ニュートリノ振動の発見でニュートリノが質量を持つことが明らかとなり、ニュートリノがマヨラナ性を持つ可能性が浮上してきた。ニュートリノがマヨラナ粒子であることを現実的に示す唯一の方法が、ニュートリノを伴わない2重ベータ崩壊探索である。KamLANDでは、液体シンチレータを用いて、2重ベータ崩壊核である136Xeのニュートリノを伴わない2重ベータ崩壊の検出を目指すKamLAND-Zen800実験が現在進行中である。 現在、エネルギー分解能の向上や背景事象の低減を狙うKamLAND2実験が計画されている。

これに伴い、新たなデータ収集システム(DAQ)が開発中である。新型DAQシステムは、生産終了となった修理部品への対応やミューオン事象後の長時間波形取得、超新星爆発事象の全検出などを目的としている。

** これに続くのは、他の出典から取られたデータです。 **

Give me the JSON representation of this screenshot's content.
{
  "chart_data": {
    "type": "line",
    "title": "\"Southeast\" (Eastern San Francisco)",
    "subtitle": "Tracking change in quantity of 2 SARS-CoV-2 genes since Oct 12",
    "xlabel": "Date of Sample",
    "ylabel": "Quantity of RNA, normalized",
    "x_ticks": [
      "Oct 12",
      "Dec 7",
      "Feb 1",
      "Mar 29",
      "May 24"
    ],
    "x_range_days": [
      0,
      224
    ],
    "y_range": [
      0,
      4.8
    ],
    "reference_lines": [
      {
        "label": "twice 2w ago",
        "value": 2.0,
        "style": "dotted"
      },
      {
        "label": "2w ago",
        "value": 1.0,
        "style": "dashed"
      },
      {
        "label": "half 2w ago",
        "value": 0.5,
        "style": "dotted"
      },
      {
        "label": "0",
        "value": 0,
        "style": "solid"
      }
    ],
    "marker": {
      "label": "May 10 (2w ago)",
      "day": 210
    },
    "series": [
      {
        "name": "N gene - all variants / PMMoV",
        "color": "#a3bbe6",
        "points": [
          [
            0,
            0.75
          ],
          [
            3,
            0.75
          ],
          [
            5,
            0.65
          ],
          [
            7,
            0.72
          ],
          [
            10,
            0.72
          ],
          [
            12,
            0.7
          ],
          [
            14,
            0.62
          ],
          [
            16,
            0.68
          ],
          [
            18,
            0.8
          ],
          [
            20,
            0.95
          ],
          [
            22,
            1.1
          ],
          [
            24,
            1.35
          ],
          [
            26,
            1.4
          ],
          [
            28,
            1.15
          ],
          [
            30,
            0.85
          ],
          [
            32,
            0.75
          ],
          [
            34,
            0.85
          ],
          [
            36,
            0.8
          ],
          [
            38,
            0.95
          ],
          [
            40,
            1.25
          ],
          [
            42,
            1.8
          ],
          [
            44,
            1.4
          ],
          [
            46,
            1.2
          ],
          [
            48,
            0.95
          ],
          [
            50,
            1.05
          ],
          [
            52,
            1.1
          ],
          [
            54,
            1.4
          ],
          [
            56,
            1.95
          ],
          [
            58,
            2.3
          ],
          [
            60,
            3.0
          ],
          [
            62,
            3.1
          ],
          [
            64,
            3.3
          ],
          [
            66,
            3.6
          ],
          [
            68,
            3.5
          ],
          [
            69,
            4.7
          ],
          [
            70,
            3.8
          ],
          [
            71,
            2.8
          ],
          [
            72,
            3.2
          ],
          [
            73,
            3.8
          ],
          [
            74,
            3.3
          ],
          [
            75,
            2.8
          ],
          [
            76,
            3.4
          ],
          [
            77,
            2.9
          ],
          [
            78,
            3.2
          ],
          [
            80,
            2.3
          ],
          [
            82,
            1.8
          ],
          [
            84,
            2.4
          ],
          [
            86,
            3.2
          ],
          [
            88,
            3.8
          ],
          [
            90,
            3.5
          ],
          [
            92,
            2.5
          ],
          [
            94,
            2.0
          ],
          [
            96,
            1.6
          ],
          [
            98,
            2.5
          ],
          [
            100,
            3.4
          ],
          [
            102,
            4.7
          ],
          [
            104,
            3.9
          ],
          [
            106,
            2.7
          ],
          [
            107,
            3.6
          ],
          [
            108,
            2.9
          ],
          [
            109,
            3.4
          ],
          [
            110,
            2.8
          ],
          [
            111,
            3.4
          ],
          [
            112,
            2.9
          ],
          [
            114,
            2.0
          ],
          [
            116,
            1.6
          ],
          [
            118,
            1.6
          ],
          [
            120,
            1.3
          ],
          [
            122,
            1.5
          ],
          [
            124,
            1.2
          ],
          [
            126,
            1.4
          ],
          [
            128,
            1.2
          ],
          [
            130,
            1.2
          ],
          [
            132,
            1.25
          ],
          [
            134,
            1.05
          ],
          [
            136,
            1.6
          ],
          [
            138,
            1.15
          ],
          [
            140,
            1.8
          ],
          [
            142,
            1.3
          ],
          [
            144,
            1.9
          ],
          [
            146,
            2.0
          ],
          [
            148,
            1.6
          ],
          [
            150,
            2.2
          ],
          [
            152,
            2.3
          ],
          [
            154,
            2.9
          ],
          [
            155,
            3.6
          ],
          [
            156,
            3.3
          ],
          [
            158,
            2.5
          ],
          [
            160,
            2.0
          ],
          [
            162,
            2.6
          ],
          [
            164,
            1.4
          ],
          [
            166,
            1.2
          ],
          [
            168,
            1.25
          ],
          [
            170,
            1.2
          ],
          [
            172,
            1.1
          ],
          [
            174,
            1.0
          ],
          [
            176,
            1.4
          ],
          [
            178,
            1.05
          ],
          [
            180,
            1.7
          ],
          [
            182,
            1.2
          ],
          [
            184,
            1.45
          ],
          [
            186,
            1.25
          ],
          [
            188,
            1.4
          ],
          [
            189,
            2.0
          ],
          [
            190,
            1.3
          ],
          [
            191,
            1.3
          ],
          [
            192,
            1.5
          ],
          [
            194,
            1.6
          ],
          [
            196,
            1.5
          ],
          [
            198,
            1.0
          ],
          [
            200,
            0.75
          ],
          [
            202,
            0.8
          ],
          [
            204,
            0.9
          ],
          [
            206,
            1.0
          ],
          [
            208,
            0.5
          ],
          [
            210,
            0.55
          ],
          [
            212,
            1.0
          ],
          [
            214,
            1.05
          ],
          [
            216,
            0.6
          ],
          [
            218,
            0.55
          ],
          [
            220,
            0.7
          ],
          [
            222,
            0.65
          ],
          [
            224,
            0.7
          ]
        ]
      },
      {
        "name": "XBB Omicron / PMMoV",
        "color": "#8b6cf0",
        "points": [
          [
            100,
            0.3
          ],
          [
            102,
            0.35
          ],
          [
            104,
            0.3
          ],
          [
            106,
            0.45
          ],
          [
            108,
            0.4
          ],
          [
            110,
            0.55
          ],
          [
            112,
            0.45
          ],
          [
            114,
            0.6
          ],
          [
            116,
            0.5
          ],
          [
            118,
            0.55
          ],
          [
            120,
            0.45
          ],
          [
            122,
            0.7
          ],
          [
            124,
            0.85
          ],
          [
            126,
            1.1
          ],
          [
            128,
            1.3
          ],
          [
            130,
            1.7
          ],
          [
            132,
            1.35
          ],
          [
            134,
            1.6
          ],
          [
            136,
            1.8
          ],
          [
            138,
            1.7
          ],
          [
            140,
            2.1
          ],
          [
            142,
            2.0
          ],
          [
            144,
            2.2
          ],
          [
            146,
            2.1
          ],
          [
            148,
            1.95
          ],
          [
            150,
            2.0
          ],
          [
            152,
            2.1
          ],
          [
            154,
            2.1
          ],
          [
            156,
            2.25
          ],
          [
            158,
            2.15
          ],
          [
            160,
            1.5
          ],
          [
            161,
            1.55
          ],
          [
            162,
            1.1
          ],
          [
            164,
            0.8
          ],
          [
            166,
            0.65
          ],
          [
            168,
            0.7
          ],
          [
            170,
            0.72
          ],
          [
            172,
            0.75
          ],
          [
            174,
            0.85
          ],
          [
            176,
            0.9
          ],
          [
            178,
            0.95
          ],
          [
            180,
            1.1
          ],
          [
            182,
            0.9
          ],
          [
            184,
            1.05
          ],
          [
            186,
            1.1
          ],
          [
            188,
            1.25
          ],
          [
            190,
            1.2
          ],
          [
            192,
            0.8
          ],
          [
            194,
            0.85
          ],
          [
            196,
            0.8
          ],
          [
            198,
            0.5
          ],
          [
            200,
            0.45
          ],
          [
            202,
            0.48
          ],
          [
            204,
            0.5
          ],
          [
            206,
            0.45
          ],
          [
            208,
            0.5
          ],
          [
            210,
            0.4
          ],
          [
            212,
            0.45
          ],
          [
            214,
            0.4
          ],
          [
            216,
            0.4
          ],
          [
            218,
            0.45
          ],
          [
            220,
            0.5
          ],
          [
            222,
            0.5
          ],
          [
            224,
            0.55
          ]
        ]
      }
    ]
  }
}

これら目的の達成を可能とするために、RFSoCを使用した新型フロントエンド回路(FEE)や、コンピュータを用いてソフトウェア的に物理事象判定を行うソフトウェアトリガーの導入を予定している。 ソフトウェアトリガーは従来使用されてきたハードウェアトリガーよりも複雑なトリガーロジックを実装することが可能である。 FEEから送られてくるPMTの位置情報やヒット時間、電荷などの情報を取得し、位置に依存したトリガーしきい値を設けることができる。

本研究ではKamLAND-Zen800実験に先行導入するに当たり、KamLAND初となるソフトウェアトリガーの現行トリガーからの優位性及び、現実的な処理速度で解析を行えるかの検証を行った。優位性の確認では位置依存のトリガーしきい値を設けることによって、検出器外側の背景事象のトリガーレートを変えることなく、中心部の0.3MeV以下の低エネルギー事象検出率を向上させることができることを確認した。 処理速度では、想定データサイズに対して十分処理可能な高速な処理速度を実現できていることが確認できた。